Выбрать главу

Когда мы вышли на веранду у крыльца, мне бросилось в глаза испуганное лицо стоявшего в стороне жандарма. Слухи о болезни Маршала уже ходили по Бельведеру, но то состояние, в котором обнаружил его сейчас бедный солдат, должно было произвести на него угнетающее впечатление. Я помню все эти минуты последних месяцев жизни Великого Маршала, помню даже то, что тогда жандарм, бывший на службе, забыл отдать честь. Смотрел неподвижный и даже не верил глазам своим. Таковы уж были у нас приказы: то, что касалось личности Маршала, было абсолютно секретным. К этому относилось и требование держать в большой тайне состояние здоровья Маршала, чтобы не возбуждать и так кружащих сплетен о якобы его большой физической слабости. Поэтому не удивительно, что жандарм, несущий службу у ворот, ничего не знал о том, что делалось в закрытых комнатах Бельведера или же Генерального инспектората.

Тихо, с выключенным внутри лимузина светом, мы пересекли Аллеи Уяздовские и задержались у ныне закрытого наглухо входа самого маленького здания в комплексе застройки инспектората, служащего Маршалу рабочим кабинетом, а в последнее время и вторым домом.

Тогда, 22 апреля, около семи часов вечера Маршал Пилсудский последний раз пересекал его порог. Самостоятельно покинуть инспекторат Маршалу уже не было суждено…

По приезде из Бельведера Маршал лег в постель. Мы помогали ему снять серую, известную каждому поляку куртку без каких-либо знаков отличий, которую позднее он уже не надевал…

Доктор Ф. К. Венкенбах

С бьющимся сердцем я открывал дверь доктору Венкенбаху. Врачи начали советоваться, а я тем временем пошел к Маршалу.

В спальне был полумрак, так как часть окон была закрыта шторами. Маршал лежал в постели в свежем белье, как обычно — в двух рубашках. Курил. Спросил: «А что?» «Знаменитость пришла», — ответил я. Маршал нахмурился и начал бормотать что-то вроде «что за бессмыслица, глупость».

— Спросите его, — сказал, — на каком языке он предпочитает говорить: на немецком или французском? Скажите ему, что для меня это не имеет значения.

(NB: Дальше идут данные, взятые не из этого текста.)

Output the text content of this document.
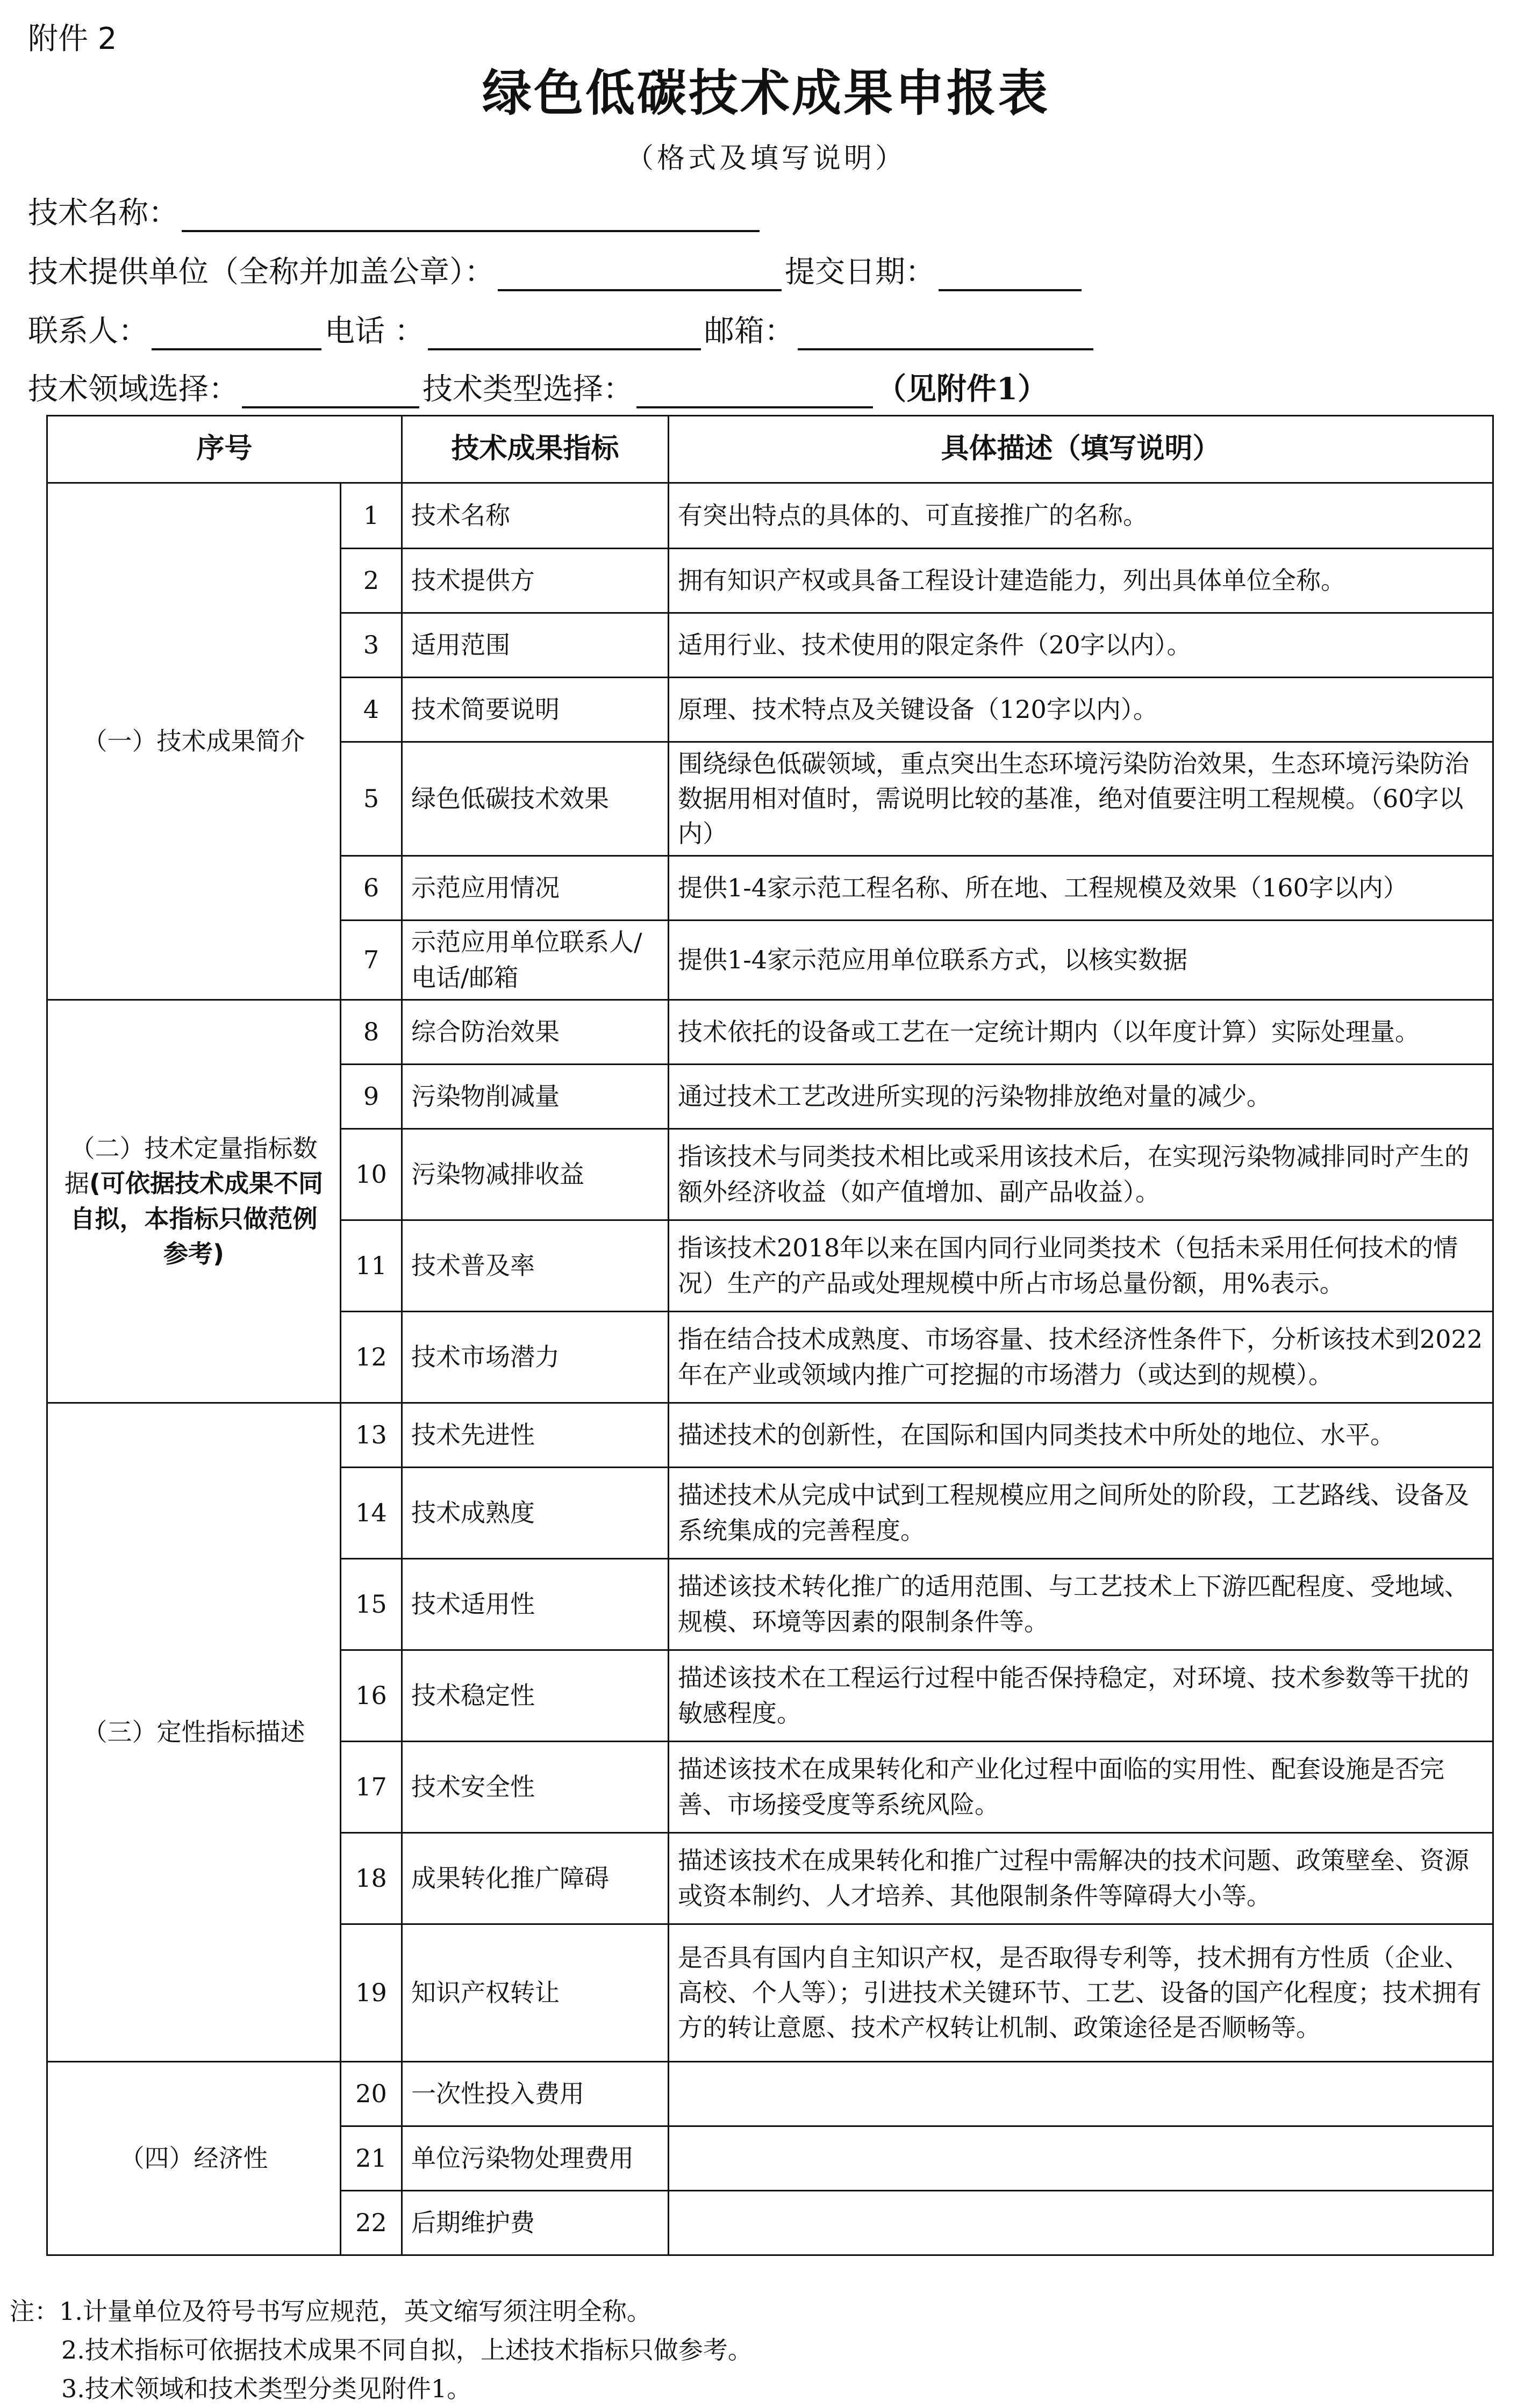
附件 2
绿色低碳技术成果申报表
（格式及填写说明）
技术名称：
技术提供单位（全称并加盖公章）：	提交日期：
联系人：	电话 ：	邮箱：
技术领域选择：	技术类型选择：	（见附件1）
序号		技术成果指标	具体描述（填写说明）
（一）技术成果简介	1	技术名称	有突出特点的具体的、可直接推广的名称。
	2	技术提供方	拥有知识产权或具备工程设计建造能力，列出具体单位全称。
	3	适用范围	适用行业、技术使用的限定条件（20字以内）。
	4	技术简要说明	原理、技术特点及关键设备（120字以内）。
	5	绿色低碳技术效果	围绕绿色低碳领域，重点突出生态环境污染防治效果，生态环境污染防治数据用相对值时，需说明比较的基准，绝对值要注明工程规模。（60字以内）
	6	示范应用情况	提供1-4家示范工程名称、所在地、工程规模及效果（160字以内）
	7	示范应用单位联系人/电话/邮箱	提供1-4家示范应用单位联系方式，以核实数据
（二）技术定量指标数据(可依据技术成果不同自拟，本指标只做范例参考)	8	综合防治效果	技术依托的设备或工艺在一定统计期内（以年度计算）实际处理量。
	9	污染物削减量	通过技术工艺改进所实现的污染物排放绝对量的减少。
	10	污染物减排收益	指该技术与同类技术相比或采用该技术后，在实现污染物减排同时产生的额外经济收益（如产值增加、副产品收益）。
	11	技术普及率	指该技术2018年以来在国内同行业同类技术（包括未采用任何技术的情况）生产的产品或处理规模中所占市场总量份额，用%表示。
	12	技术市场潜力	指在结合技术成熟度、市场容量、技术经济性条件下，分析该技术到2022年在产业或领域内推广可挖掘的市场潜力（或达到的规模）。
（三）定性指标描述	13	技术先进性	描述技术的创新性，在国际和国内同类技术中所处的地位、水平。
	14	技术成熟度	描述技术从完成中试到工程规模应用之间所处的阶段，工艺路线、设备及系统集成的完善程度。
	15	技术适用性	描述该技术转化推广的适用范围、与工艺技术上下游匹配程度、受地域、规模、环境等因素的限制条件等。
	16	技术稳定性	描述该技术在工程运行过程中能否保持稳定，对环境、技术参数等干扰的敏感程度。
	17	技术安全性	描述该技术在成果转化和产业化过程中面临的实用性、配套设施是否完善、市场接受度等系统风险。
	18	成果转化推广障碍	描述该技术在成果转化和推广过程中需解决的技术问题、政策壁垒、资源或资本制约、人才培养、其他限制条件等障碍大小等。
	19	知识产权转让	是否具有国内自主知识产权，是否取得专利等，技术拥有方性质（企业、高校、个人等）；引进技术关键环节、工艺、设备的国产化程度；技术拥有方的转让意愿、技术产权转让机制、政策途径是否顺畅等。
（四）经济性	20	一次性投入费用	
	21	单位污染物处理费用	
	22	后期维护费	
注：1.计量单位及符号书写应规范，英文缩写须注明全称。
2.技术指标可依据技术成果不同自拟，上述技术指标只做参考。
3.技术领域和技术类型分类见附件1。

Оказалось, что доктор Венкенбах хорошо знал оба эти языка и выбор оставил за Маршалом.

Я знал, что Маршал неохотно соглашался на осмотр, и не удивлялся, что сейчас он тянул и некоторое время хотел даже отменить визит. «Этот ваш Венкенбах, — сказал он тогда, — наверное, такой же дурень, как и другие доктора. Мудрецы!» Если бы я тогда пикнул хотя бы одно слово в защиту врачей, то, убежден, доктор Венкенбах никогда бы не увидел Маршала. Но я предусмотрительно молчал. Наконец Маршал велел позвать врачей.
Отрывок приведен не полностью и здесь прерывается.